Intervention de Sylvia Pinel

Réunion du 30 octobre 2014 à 15h00
Commission élargie

Sylvia Pinel, ministre du logement, de l'égalité des territoires et de la ruralité :

Je veux tout d'abord remercier les rapporteurs pour la qualité de leurs travaux et leur implication dans ces politiques importantes pour les territoires, ruraux et urbains.

Une étape importante a été franchie cette année avec la création du Commissariat général à l'égalité des territoires, issu de la fusion de la DATAR, du SG-CIV et de l'ACSé, qui répond à la nécessité de renforcer la coopération territoriale et la transversalité. Celle-ci passe en effet d'abord par le partage, par les agents, de leur culture territoriale. Nombre des problématiques rencontrées par les territoires ruraux et urbains sont finalement assez semblables, qu'il s'agisse des services au public, de la mobilité ou de l'emploi notamment. La transversalité du CGET se traduit dans son organisation même. Ainsi, sa direction de la stratégie territoriale sera chargée de l'observation et de la prospective dans tous les territoires, avec des missions, contractualisation ou affaires européennes, qui sont par nature transversales.

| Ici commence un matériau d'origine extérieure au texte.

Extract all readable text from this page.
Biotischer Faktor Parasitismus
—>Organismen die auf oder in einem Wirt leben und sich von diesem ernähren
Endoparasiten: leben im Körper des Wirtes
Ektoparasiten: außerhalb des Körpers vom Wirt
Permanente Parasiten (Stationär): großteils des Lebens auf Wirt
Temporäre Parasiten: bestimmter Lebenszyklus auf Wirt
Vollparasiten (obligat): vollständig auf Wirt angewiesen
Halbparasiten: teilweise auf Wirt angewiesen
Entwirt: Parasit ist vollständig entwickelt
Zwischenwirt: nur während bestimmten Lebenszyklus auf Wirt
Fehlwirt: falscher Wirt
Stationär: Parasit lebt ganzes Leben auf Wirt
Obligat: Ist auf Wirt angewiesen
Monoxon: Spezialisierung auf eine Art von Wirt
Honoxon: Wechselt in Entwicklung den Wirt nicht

Cette évolution a des incidences sur la mission « Politique des territoires », laquelle sera désormais unifiée avec une dotation globale de 198 millions d'euros, qui produit un puissant effet de levier sur les territoires. Ce regroupement de trois programmes budgétaires – « Aménagement du territoire », « Ville » et « Interventions territoriales » – répond à votre préoccupation, monsieur Calmette, puisqu'elle permet d'atteindre une masse critique.

Le budget permet de préserver et de renouveler les programmes portés par le CGET. Les crédits sont en apparente diminution, puisque les capacités d'intervention passent de 269 millions en 2014 à 223 millions en 2015, tandis que les crédits de paiement baissent de 280 millions à 270 millions. Mais cette diminution s'explique par des raisons techniques : la fin de la génération des précédents contrats de plan État-régions, en phase d'apurement des restes à payer, et le lancement de la nouvelle génération des CPER, qui monteront en puissance en 2016 et 2017, le Fonds national d'aménagement et de développement du territoire (FNADT) étant doté de 115 millions puis de 130 millions d'euros.

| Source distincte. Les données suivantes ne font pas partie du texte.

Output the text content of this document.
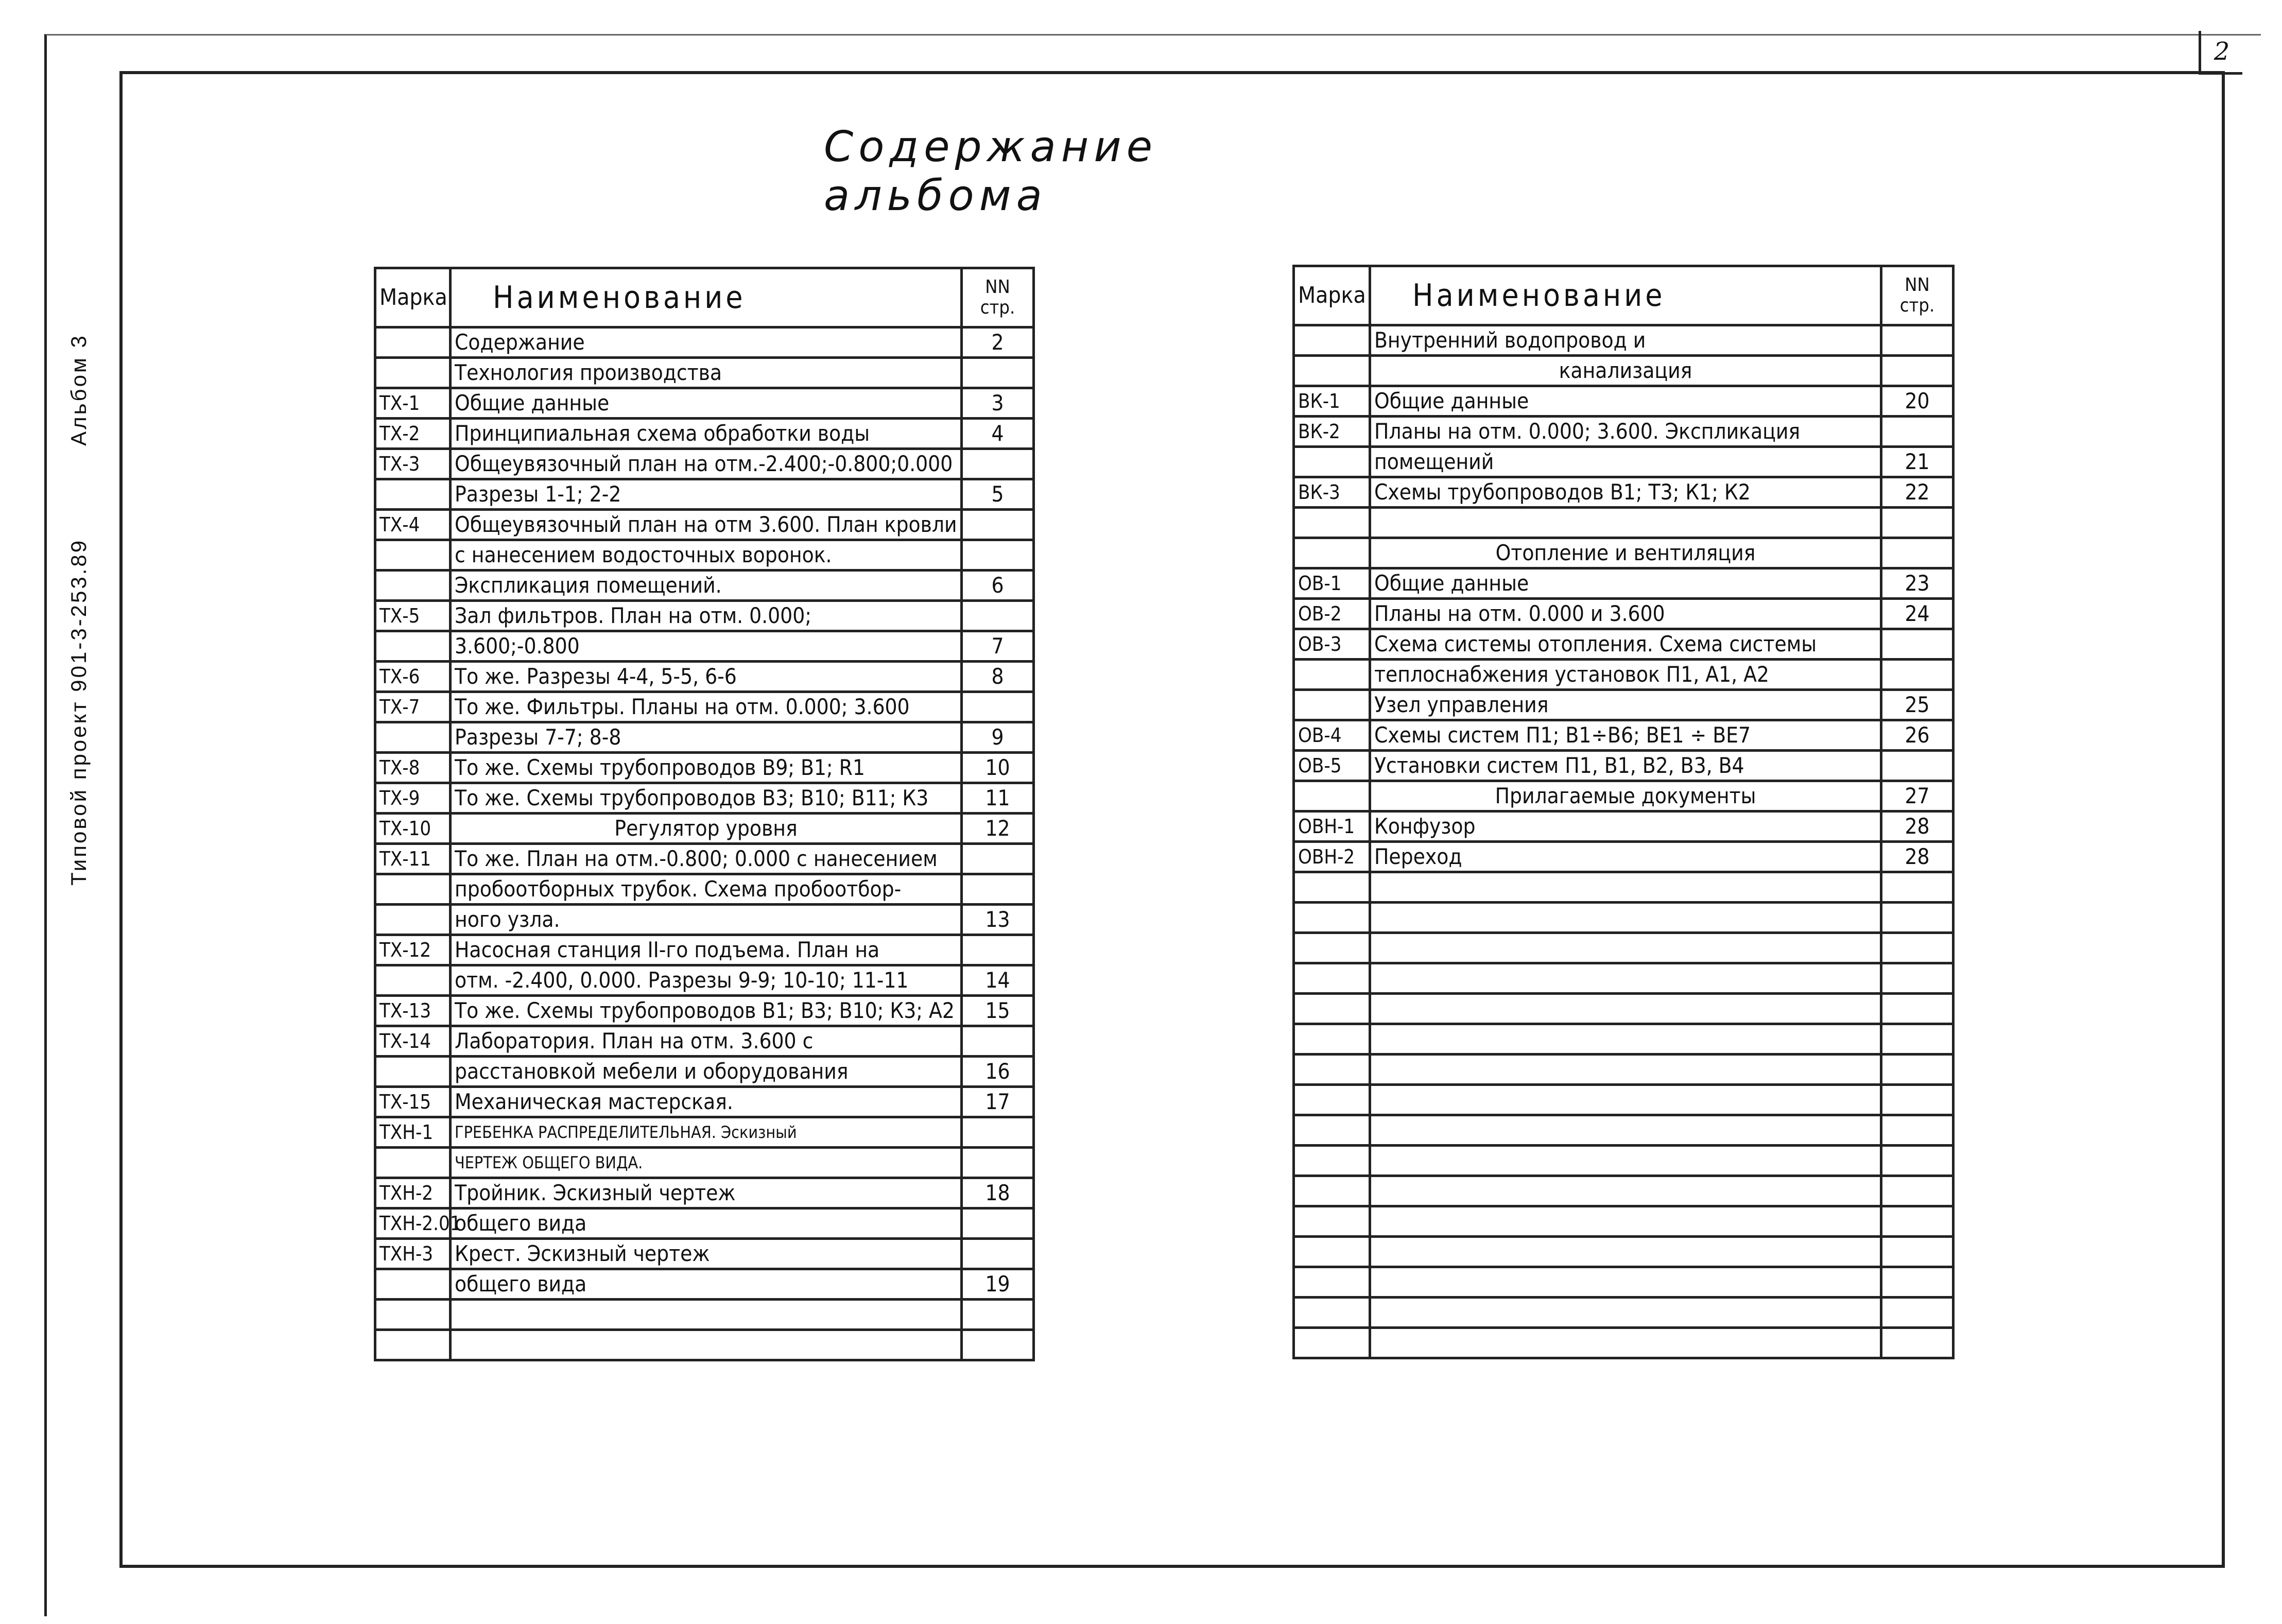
2
Содержание альбома
Типовой проект 901-3-253.89
Альбом 3
Марка	Наименование	NN
стр.
	Содержание	2
	Технология производства	
ТХ-1	Общие данные	3
ТХ-2	Принципиальная схема обработки воды	4
ТХ-3	Общеувязочный план на отм.-2.400;-0.800;0.000	
	Разрезы 1-1; 2-2	5
ТХ-4	Общеувязочный план на отм 3.600. План кровли	
	с нанесением водосточных воронок.	
	Экспликация помещений.	6
ТХ-5	Зал фильтров. План на отм. 0.000;	
	3.600;-0.800	7
ТХ-6	То же. Разрезы 4-4, 5-5, 6-6	8
ТХ-7	То же. Фильтры. Планы на отм. 0.000; 3.600	
	Разрезы 7-7; 8-8	9
ТХ-8	То же. Схемы трубопроводов В9; В1; R1	10
ТХ-9	То же. Схемы трубопроводов В3; В10; В11; К3	11
ТХ-10	Регулятор уровня	12
ТХ-11	То же. План на отм.-0.800; 0.000 с нанесением	
	пробоотборных трубок. Схема пробоотбор-	
	ного узла.	13
ТХ-12	Насосная станция II-го подъема. План на	
	отм. -2.400, 0.000. Разрезы 9-9; 10-10; 11-11	14
ТХ-13	То же. Схемы трубопроводов В1; В3; В10; К3; А2	15
ТХ-14	Лаборатория. План на отм. 3.600 с	
	расстановкой мебели и оборудования	16
ТХ-15	Механическая мастерская.	17
ТХН-1	ГРЕБЕНКА РАСПРЕДЕЛИТЕЛЬНАЯ. Эскизный	
	ЧЕРТЕЖ ОБЩЕГО ВИДА.	
ТХН-2	Тройник. Эскизный чертеж	18
ТХН-2.01	общего вида	
ТХН-3	Крест. Эскизный чертеж	
	общего вида	19

Марка	Наименование	NN
стр.
	Внутренний водопровод и	
	канализация	
ВК-1	Общие данные	20
ВК-2	Планы на отм. 0.000; 3.600. Экспликация	
	помещений	21
ВК-3	Схемы трубопроводов В1; Т3; К1; К2	22

	Отопление и вентиляция	
ОВ-1	Общие данные	23
ОВ-2	Планы на отм. 0.000 и 3.600	24
ОВ-3	Схема системы отопления. Схема системы	
	теплоснабжения установок П1, А1, А2	
	Узел управления	25
ОВ-4	Схемы систем П1; В1÷В6; ВЕ1 ÷ ВЕ7	26
ОВ-5	Установки систем П1, В1, В2, В3, В4	
	Прилагаемые документы	27
ОВН-1	Конфузор	28
ОВН-2	Переход	28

Au-delà du strict cadre budgétaire du CGET, l'année 2015 verra donc le lancement de cette nouvelle génération de contrats de plan, essentiels pour les territoires et très attendus par les élus locaux. Ces CPER doivent servir l'investissement, la préparation de l'avenir de nos territoires ; ils auront pour priorité commune l'emploi. Les régions sont invitées à contractualiser dans six domaines : mobilité multimodale, transition écologique et énergétique, numérique, innovation, filières d'avenir et usines du futur, enseignement supérieur et recherche et, enfin, volet territorial. Ces axes correspondent aux grands enjeux qui s'imposent à tous les territoires, afin que chaque région puisse y inscrire une stratégie adaptée à ses objectifs.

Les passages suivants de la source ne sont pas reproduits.